Perhaps the greatest motion picture ever filmed — outside of Smokey and the Bandit of course — has to be Scrooge featuring Alistair Sim. (I like the 1938 Reginal Owen version, too, but to me, Alistair Sim is Ebenezer Scrooge in the same way Timothy Dalton is Bond. James Bond.)

Early enough in the flick, Scrooge comes face to face (sort of) with the ghost of his departed old partner Jacob Marley. In a scene that still sends a shiver up my spine, to answer Scrooge’s suggestion that they were just doing “good business” Marley howls a blood-curdling, “Mankind was my business!” — only Michael Hordern, the actor playing the par t of Marley, enunciates the word “business” as “busy-ness.”)

Over on his blog, MagiCentric, Steve Pellegrino continues the Sankey/Penguin/Magic Makers saga, and posts a picture of me on his blackboard as he points and pontificates about how Penguin Magic/Magic Makers are not the same company; are preferred vendors for L&L Publishing and Michael Ammar; are not Evil Incarnate; and how I’m being petty by addressing Sean by the name he gave the first time I encountered him.

I’ll state again that Pellegrino is free to have and share whatever opinions he holds, and to associate with whomever he wishes, but let’s remember Pellegrino has a penchant for placing his bet on the wrong horse and having to eat crow as a result. (Pie a la Shell Game, anyone?)
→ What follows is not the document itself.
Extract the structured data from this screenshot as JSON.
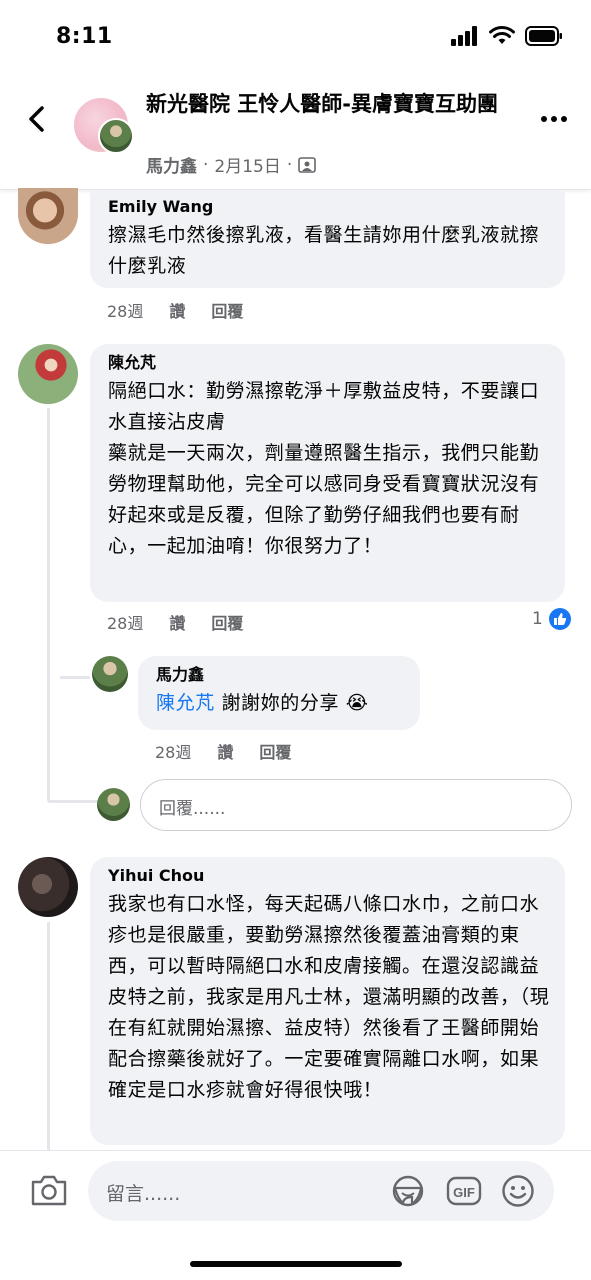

Fellow Louisianian James Carville wrote a book a few years ago, partly in an attempt at explaining the unexplainable: his dogged and blind loyalty to certain people in his life. The book was called “Stickin'” and was typical Carville. By the end of the book you’ve been served so many side orders of juicy rationalizations, deep fried in the fat of blind loyalty that it’s hard to tell when he’s being serious and when his tongue is planted in his cheek. (Actually, he’s being dead serious throughout, which is why the Pellegrino-Stickin’ association came to mind.)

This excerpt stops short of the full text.